Figure 4: (a) Iterative cycles amplify gains; (b) ReMiT permits moderate KL divergence, preventing overfit to the RL reference and supporting effective post-training.
Experimental Validation
Extensive experiments are conducted across open-source LLM families (including OLMo-1B, SmolLM3-3B, and Youtu-LLM-2B), benchmarking on ten downstream reasoning and coding tasks. Results demonstrate that:
- ReMiT improves average mid-training accuracy by 5.2% and accelerates convergence to baseline levels by a factor of 6 on OLMo-1B (Figure 1a).
- Post-training performance improvements are robust: RL, SFT, and DPO applied to ReMiT-enhanced models consistently outperform those using vanilla mid-training (Figure 6).
- Iterative application (ReMiT → ReMiT2) compounds benefits: Each cycle of RL-guided mid-training using a superior RL reference incrementally amplifies both base and post-trained model performance (Figure 6a).
- ReMiT achieves better downstream retention of reasoning ability compared to strict knowledge distillation and SFT-guided baselines (Figures 10, 12).
Figure 5: ReMiT delivers a 5.2% accuracy boost over baseline and achieves faster convergence; post-training, higher correct rates and overall performance are maintained.
Figure 6: ReMiT’s mid-training gains robustly transfer to post-training, independent of the alignment algorithm.
Figure 7: ReMiT outperforms SFT-guided baselines during OLMo-1B mid-training.
Strong ablation studies further validate (1) the necessity of using the RL model (as opposed to SFT) as the reference, (2) the relevance of the clipping mechanism to prevent gradient instability and preserve syntactic/semantic quality, and (3) the positive correlation between RL reference quality and downstream performance (Figure 8).

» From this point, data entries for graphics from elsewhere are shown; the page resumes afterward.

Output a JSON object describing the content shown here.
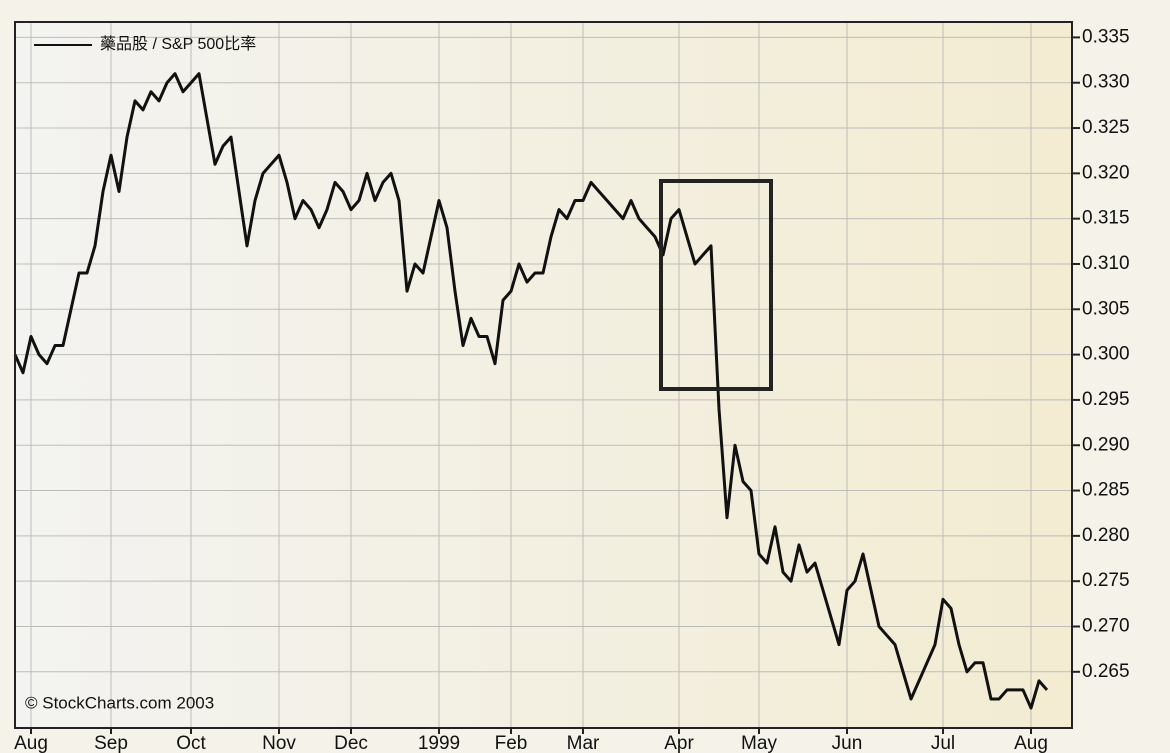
{
  "chart_data": {
    "type": "line",
    "series": [
      {
        "name": "藥品股 / S&P 500比率",
        "color": "#111111",
        "values": [
          0.3,
          0.298,
          0.302,
          0.3,
          0.299,
          0.301,
          0.301,
          0.305,
          0.309,
          0.309,
          0.312,
          0.318,
          0.322,
          0.318,
          0.324,
          0.328,
          0.327,
          0.329,
          0.328,
          0.33,
          0.331,
          0.329,
          0.33,
          0.331,
          0.326,
          0.321,
          0.323,
          0.324,
          0.318,
          0.312,
          0.317,
          0.32,
          0.321,
          0.322,
          0.319,
          0.315,
          0.317,
          0.316,
          0.314,
          0.316,
          0.319,
          0.318,
          0.316,
          0.317,
          0.32,
          0.317,
          0.319,
          0.32,
          0.317,
          0.307,
          0.31,
          0.309,
          0.313,
          0.317,
          0.314,
          0.307,
          0.301,
          0.304,
          0.302,
          0.302,
          0.299,
          0.306,
          0.307,
          0.31,
          0.308,
          0.309,
          0.309,
          0.313,
          0.316,
          0.315,
          0.317,
          0.317,
          0.319,
          0.318,
          0.317,
          0.316,
          0.315,
          0.317,
          0.315,
          0.314,
          0.313,
          0.311,
          0.315,
          0.316,
          0.313,
          0.31,
          0.311,
          0.312,
          0.294,
          0.282,
          0.29,
          0.286,
          0.285,
          0.278,
          0.277,
          0.281,
          0.276,
          0.275,
          0.279,
          0.276,
          0.277,
          0.274,
          0.271,
          0.268,
          0.274,
          0.275,
          0.278,
          0.274,
          0.27,
          0.269,
          0.268,
          0.265,
          0.262,
          0.264,
          0.266,
          0.268,
          0.273,
          0.272,
          0.268,
          0.265,
          0.266,
          0.266,
          0.262,
          0.262,
          0.263,
          0.263,
          0.263,
          0.261,
          0.264,
          0.263
        ]
      }
    ],
    "categories": [
      null,
      null,
      "Aug",
      null,
      null,
      null,
      null,
      null,
      null,
      null,
      null,
      null,
      "Sep",
      null,
      null,
      null,
      null,
      null,
      null,
      null,
      null,
      null,
      "Oct",
      null,
      null,
      null,
      null,
      null,
      null,
      null,
      null,
      null,
      null,
      "Nov",
      null,
      null,
      null,
      null,
      null,
      null,
      null,
      null,
      "Dec",
      null,
      null,
      null,
      null,
      null,
      null,
      null,
      null,
      null,
      null,
      "1999",
      null,
      null,
      null,
      null,
      null,
      null,
      null,
      null,
      "Feb",
      null,
      null,
      null,
      null,
      null,
      null,
      null,
      null,
      "Mar",
      null,
      null,
      null,
      null,
      null,
      null,
      null,
      null,
      null,
      null,
      null,
      "Apr",
      null,
      null,
      null,
      null,
      null,
      null,
      null,
      null,
      null,
      "May",
      null,
      null,
      null,
      null,
      null,
      null,
      null,
      null,
      null,
      null,
      "Jun",
      null,
      null,
      null,
      null,
      null,
      null,
      null,
      null,
      null,
      null,
      null,
      "Jul",
      null,
      null,
      null,
      null,
      null,
      null,
      null,
      null,
      null,
      null,
      "Aug",
      null,
      null
    ],
    "ylim": [
      0.2588,
      0.3367
    ],
    "yticks": [
      0.265,
      {
        "value": 0.27,
        "label": "0.270"
      },
      0.275,
      {
        "value": 0.28,
        "label": "0.280"
      },
      0.285,
      {
        "value": 0.29,
        "label": "0.290"
      },
      0.295,
      {
        "value": 0.3,
        "label": "0.300"
      },
      0.305,
      {
        "value": 0.31,
        "label": "0.310"
      },
      0.315,
      {
        "value": 0.32,
        "label": "0.320"
      },
      0.325,
      {
        "value": 0.33,
        "label": "0.330"
      },
      0.335
    ],
    "grid": true,
    "annotations": [
      "© StockCharts.com 2003"
    ]
  }
}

Efficiency analyses confirm that the extra forward pass required for the fixed RL reference is amortized by the substantial speedup in sample efficiency—ReMiT achieves a 3.3x reduction in total GPU hours to convergence (Figure 9).

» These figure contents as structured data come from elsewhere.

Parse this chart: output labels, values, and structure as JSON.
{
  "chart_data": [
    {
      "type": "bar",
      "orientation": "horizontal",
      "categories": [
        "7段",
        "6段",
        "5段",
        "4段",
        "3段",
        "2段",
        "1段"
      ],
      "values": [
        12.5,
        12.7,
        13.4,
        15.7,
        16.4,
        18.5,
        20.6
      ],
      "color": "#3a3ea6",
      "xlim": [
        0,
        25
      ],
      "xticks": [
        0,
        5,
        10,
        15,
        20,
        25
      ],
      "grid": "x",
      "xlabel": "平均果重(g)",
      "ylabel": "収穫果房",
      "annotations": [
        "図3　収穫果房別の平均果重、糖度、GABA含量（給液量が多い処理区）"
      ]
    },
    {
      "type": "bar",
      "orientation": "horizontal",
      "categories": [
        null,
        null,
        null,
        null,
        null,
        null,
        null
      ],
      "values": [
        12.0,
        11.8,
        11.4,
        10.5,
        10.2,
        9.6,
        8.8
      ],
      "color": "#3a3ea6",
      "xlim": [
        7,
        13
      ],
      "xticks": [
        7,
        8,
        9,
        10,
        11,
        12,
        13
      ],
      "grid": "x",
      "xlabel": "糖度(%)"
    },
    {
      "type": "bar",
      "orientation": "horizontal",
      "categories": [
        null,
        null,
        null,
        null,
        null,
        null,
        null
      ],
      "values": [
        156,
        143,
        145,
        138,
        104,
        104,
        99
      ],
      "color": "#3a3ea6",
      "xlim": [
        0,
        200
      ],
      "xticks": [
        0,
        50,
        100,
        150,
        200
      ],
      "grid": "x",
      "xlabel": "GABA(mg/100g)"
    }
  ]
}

Figure 9: Wall-clock efficiency: ReMiT’s rapid convergence (3.3x speedup) offsets computational overhead.
Practical and Theoretical Implications
Practically, ReMiT offers a drop-in improvement to standard LLM pipelines, requiring neither specially trained teachers nor data filtering steps that reduce sample diversity. By confining intervention to a short, high-impact annealing phase, it circumvents catastrophic forgetting and preserves pre-training efficiency for large-scale corporate deployments.
Theoretically, this work demonstrates that model evolution can be rendered cyclical, not just sequential, with each training stage informing and enhancing the others. ReMiT’s general framework—dynamic, reference-aware weighting—can be further explored using alternative reference policies or additional reward structures, suggesting a generalizable path for progressive self-improvement across generations of LLMs.
Conclusion
ReMiT formulates and validates a systematic method for leveraging RL-tuned models to retroactively enhance the base foundation of LLMs during mid-training. Its dynamic, token-level reweighting both preserves contextual coherence and amplifies high-order reasoning capability. Empirical results demonstrate large and persistent gains in both training efficiency and downstream task performance, substantiating the effectiveness of a bi-directional, iterative evolution strategy for LLMs. This paradigm opens promising avenues for lifelong enhancement of generative models through seamless pre-training/post-training integration.